ソムリエ協会 最上位試験に合格

ワインカフェSarto(サルト) 木下真奈美さん 松本市

日本ソムリエ協会のワイン呼称資格認定試験の最上位「ソムリエ・エクセレンス(旧名・シニアソムリエ)」。松本市大手2「ワインカフェSarto(サルト)」を営む木下真奈美さん(53)が、本年度合格した。同協会によると合格者は全国で24人、うち女性は5人だ。
ソムリエとして12年間、店での接客や後進の指導、ワインイベントのスタッフなど、幅広く活動してきた。接客中のワインアドバイスにも定評がある。
他業界から転職しイタリア料理店に勤め始めた頃は、ワインをあまり知らなかった。周囲に刺激を受け勉強を始め、ソムリエ、ソムリエ・エクセレンスへと上を目指してきた。
得たスキルを生かし、今後は消費者や有資格者、造り手をつなげ、「ワイン産地の底上げに貢献したい」と決意を新たにしている。

銀行員から転職 姉妹の店を開く

「ワインカフェSarto(サルト)」(松本市大手2)には、ワイン愛好者やブドウ栽培者、ワインの造り手などさまざまな人が訪れる。ワインを囲んで弾む会話に笑顔を見せながら「ワインは食事を楽しくする飲み物。ブドウ品種を少し知るだけで世界が広がる。その魅力を伝えていけたら」と木下真奈美さん。
押しつけでなく会話の中にさりげなく盛り込むワイン話。資格試験を経て「奥深い知識を得て最新情報にも敏感になった。それをお客さんに伝えられるのがうれしい」。
銀行員から飲食業へ転職したのが17年前。料理上手の妹・山村千鶴さんと飲食店を開くのが夢だった。当時、ワインは詳しくなかったが、働いたイタリア料理店のオーナーがソムリエで影響を受けた。2010年にソムリエ試験に合格した。
18年6月、念願だった姉妹の店「ワインカフェSarto」を開いた。ワイン講座も開き、受講生が呼称資格認定試験に合格するようになり、「自分もランクアップしていきたい」とソムリエ・エクセレンス挑戦を決意した。
ソムリエ・エクセレンスは旧名シニアソムリエ。世界で通用するソムリエを目標に19年度から名称が変わり試験の難易度も上がった。筆記、テイスティング、実技の3段階で試され、本年度は全国で197人が受検し合格者は24人、合格率は12%ほどだ。

2回目の挑戦 合間に猛勉強

木下さんは21年度に続き2回目の挑戦。

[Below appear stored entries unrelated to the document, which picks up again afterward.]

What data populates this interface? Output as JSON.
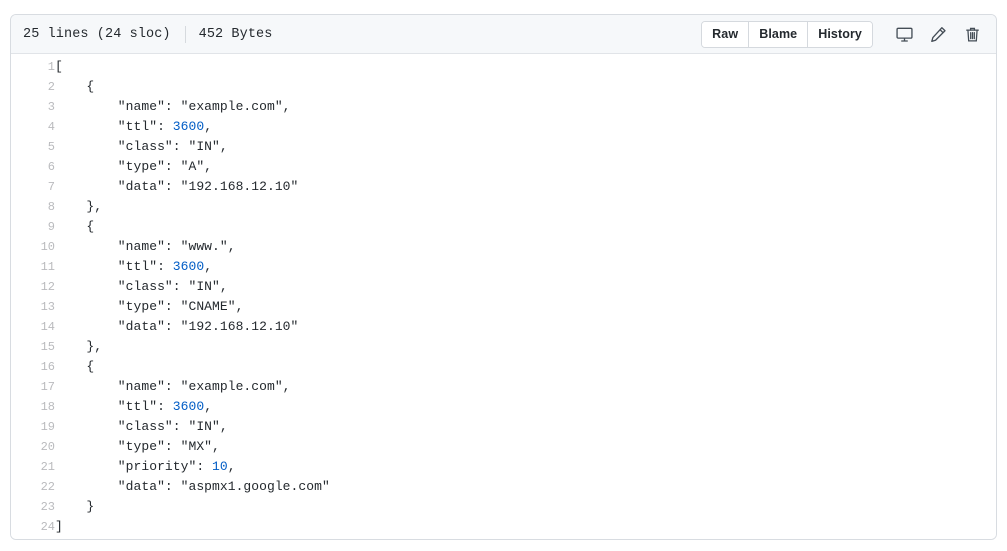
{
  "header": {
    "lines_text": "25 lines (24 sloc)",
    "size_text": "452 Bytes",
    "buttons": [
      {
        "label": "Raw",
        "name": "raw-button"
      },
      {
        "label": "Blame",
        "name": "blame-button"
      },
      {
        "label": "History",
        "name": "history-button"
      }
    ],
    "icons": [
      {
        "name": "desktop-icon",
        "title": "Open in desktop"
      },
      {
        "name": "pencil-icon",
        "title": "Edit this file"
      },
      {
        "name": "trash-icon",
        "title": "Delete this file"
      }
    ]
  },
  "colors": {
    "header_bg": "#f6f8fa",
    "border": "#d8dce1",
    "text": "#24292e",
    "line_number": "#babbbe",
    "number_token": "#005cc5"
  },
  "code": {
    "language": "json",
    "total_lines": 24,
    "lines": [
      {
        "n": "1",
        "tokens": [
          {
            "t": "[",
            "c": "punc"
          }
        ]
      },
      {
        "n": "2",
        "tokens": [
          {
            "t": "    {",
            "c": "punc"
          }
        ]
      },
      {
        "n": "3",
        "tokens": [
          {
            "t": "        \"name\": \"example.com\",",
            "c": "str"
          }
        ]
      },
      {
        "n": "4",
        "tokens": [
          {
            "t": "        \"ttl\": ",
            "c": "key"
          },
          {
            "t": "3600",
            "c": "num"
          },
          {
            "t": ",",
            "c": "punc"
          }
        ]
      },
      {
        "n": "5",
        "tokens": [
          {
            "t": "        \"class\": \"IN\",",
            "c": "str"
          }
        ]
      },
      {
        "n": "6",
        "tokens": [
          {
            "t": "        \"type\": \"A\",",
            "c": "str"
          }
        ]
      },
      {
        "n": "7",
        "tokens": [
          {
            "t": "        \"data\": \"192.168.12.10\"",
            "c": "str"
          }
        ]
      },
      {
        "n": "8",
        "tokens": [
          {
            "t": "    },",
            "c": "punc"
          }
        ]
      },
      {
        "n": "9",
        "tokens": [
          {
            "t": "    {",
            "c": "punc"
          }
        ]
      },
      {
        "n": "10",
        "tokens": [
          {
            "t": "        \"name\": \"www.\",",
            "c": "str"
          }
        ]
      },
      {
        "n": "11",
        "tokens": [
          {
            "t": "        \"ttl\": ",
            "c": "key"
          },
          {
            "t": "3600",
            "c": "num"
          },
          {
            "t": ",",
            "c": "punc"
          }
        ]
      },
      {
        "n": "12",
        "tokens": [
          {
            "t": "        \"class\": \"IN\",",
            "c": "str"
          }
        ]
      },
      {
        "n": "13",
        "tokens": [
          {
            "t": "        \"type\": \"CNAME\",",
            "c": "str"
          }
        ]
      },
      {
        "n": "14",
        "tokens": [
          {
            "t": "        \"data\": \"192.168.12.10\"",
            "c": "str"
          }
        ]
      },
      {
        "n": "15",
        "tokens": [
          {
            "t": "    },",
            "c": "punc"
          }
        ]
      },
      {
        "n": "16",
        "tokens": [
          {
            "t": "    {",
            "c": "punc"
          }
        ]
      },
      {
        "n": "17",
        "tokens": [
          {
            "t": "        \"name\": \"example.com\",",
            "c": "str"
          }
        ]
      },
      {
        "n": "18",
        "tokens": [
          {
            "t": "        \"ttl\": ",
            "c": "key"
          },
          {
            "t": "3600",
            "c": "num"
          },
          {
            "t": ",",
            "c": "punc"
          }
        ]
      },
      {
        "n": "19",
        "tokens": [
          {
            "t": "        \"class\": \"IN\",",
            "c": "str"
          }
        ]
      },
      {
        "n": "20",
        "tokens": [
          {
            "t": "        \"type\": \"MX\",",
            "c": "str"
          }
        ]
      },
      {
        "n": "21",
        "tokens": [
          {
            "t": "        \"priority\": ",
            "c": "key"
          },
          {
            "t": "10",
            "c": "num"
          },
          {
            "t": ",",
            "c": "punc"
          }
        ]
      },
      {
        "n": "22",
        "tokens": [
          {
            "t": "        \"data\": \"aspmx1.google.com\"",
            "c": "str"
          }
        ]
      },
      {
        "n": "23",
        "tokens": [
          {
            "t": "    }",
            "c": "punc"
          }
        ]
      },
      {
        "n": "24",
        "tokens": [
          {
            "t": "]",
            "c": "punc"
          }
        ]
      }
    ]
  }
}
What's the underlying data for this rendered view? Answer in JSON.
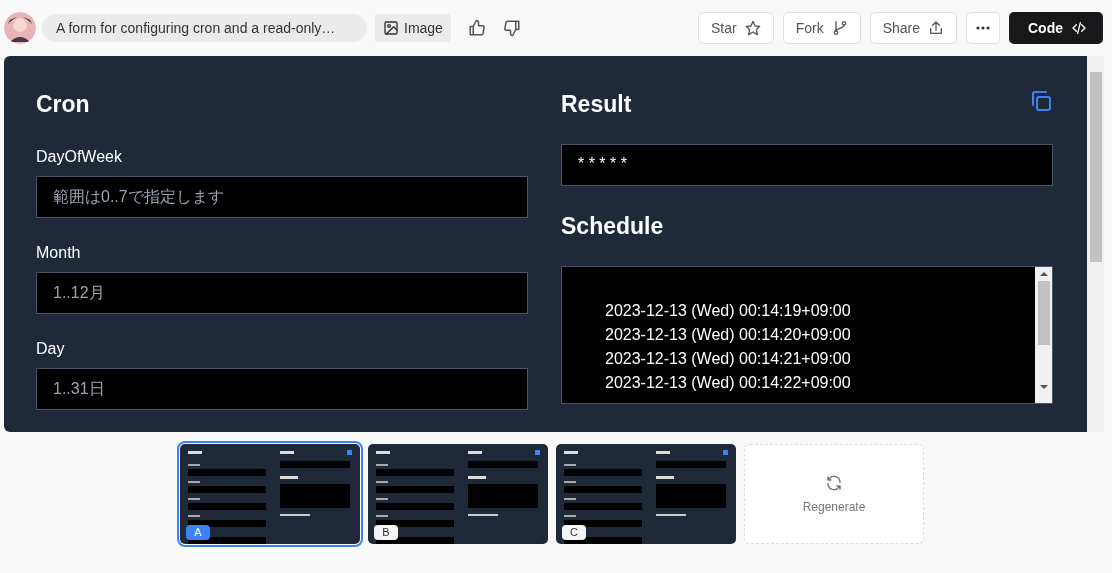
{
  "header": {
    "prompt": "A form for configuring cron and a read-only…",
    "image_button": "Image",
    "actions": [
      {
        "label": "Star",
        "kind": "star"
      },
      {
        "label": "Fork",
        "kind": "fork"
      },
      {
        "label": "Share",
        "kind": "share"
      }
    ],
    "code_button": "Code"
  },
  "preview": {
    "cron": {
      "title": "Cron",
      "fields": [
        {
          "label": "DayOfWeek",
          "placeholder": "範囲は0..7で指定します"
        },
        {
          "label": "Month",
          "placeholder": "1..12月"
        },
        {
          "label": "Day",
          "placeholder": "1..31日"
        }
      ]
    },
    "result": {
      "title": "Result",
      "value": "* * * * *"
    },
    "schedule": {
      "title": "Schedule",
      "lines": [
        "2023-12-13 (Wed) 00:14:19+09:00",
        "2023-12-13 (Wed) 00:14:20+09:00",
        "2023-12-13 (Wed) 00:14:21+09:00",
        "2023-12-13 (Wed) 00:14:22+09:00"
      ]
    }
  },
  "variants": [
    {
      "label": "A",
      "selected": true
    },
    {
      "label": "B",
      "selected": false
    },
    {
      "label": "C",
      "selected": false
    }
  ],
  "regenerate": "Regenerate"
}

仕事の合間を縫って猛勉強し、大好きなワインも仕事と勉強での試飲以外は飲まず、愛犬の散歩時にもイヤホンで知識を覚えるなど徹底した。
どんなに勉強しても成果が見えずつらい時もあったが、受検仲間と勉強会を開くなどしてモチベーションを維持。合格は「努力が報われてうれしかった。お世話になった人への感謝と同時に、今後は一層の努力が必要という思いが湧き、身が引き締まった」という。
木下さんと共に同資格を目指したのが酒販店・山﨑※精一商店(松本市元町1)の山﨑※祥乃さん。ワインのセミナーや試飲会に一緒に参加するソムリエ仲間で、21年度に合格した。
ワイナリーが増え、ソムリエの有資格者も多い県内。「合格したらワインの底上げのために、新しい事を始めよう」と話していた2人。今後はワイン業界の人を対象に、研究会のようなものを立ち上げる予定だ。「(木下さんは)有言実行の人。切磋琢磨(せっさたくま)し合っていきたい」と山﨑※さん。
ワイン産地のソムリエ・エクセレンスとして、「さまざまなテーマで研究会を企画し、情報を発信したり、業界のつながりをつくったりしていければ」と木下さん。食事を楽しむワイン、地域を盛り上げるワイン。両方の可能性を広げていく。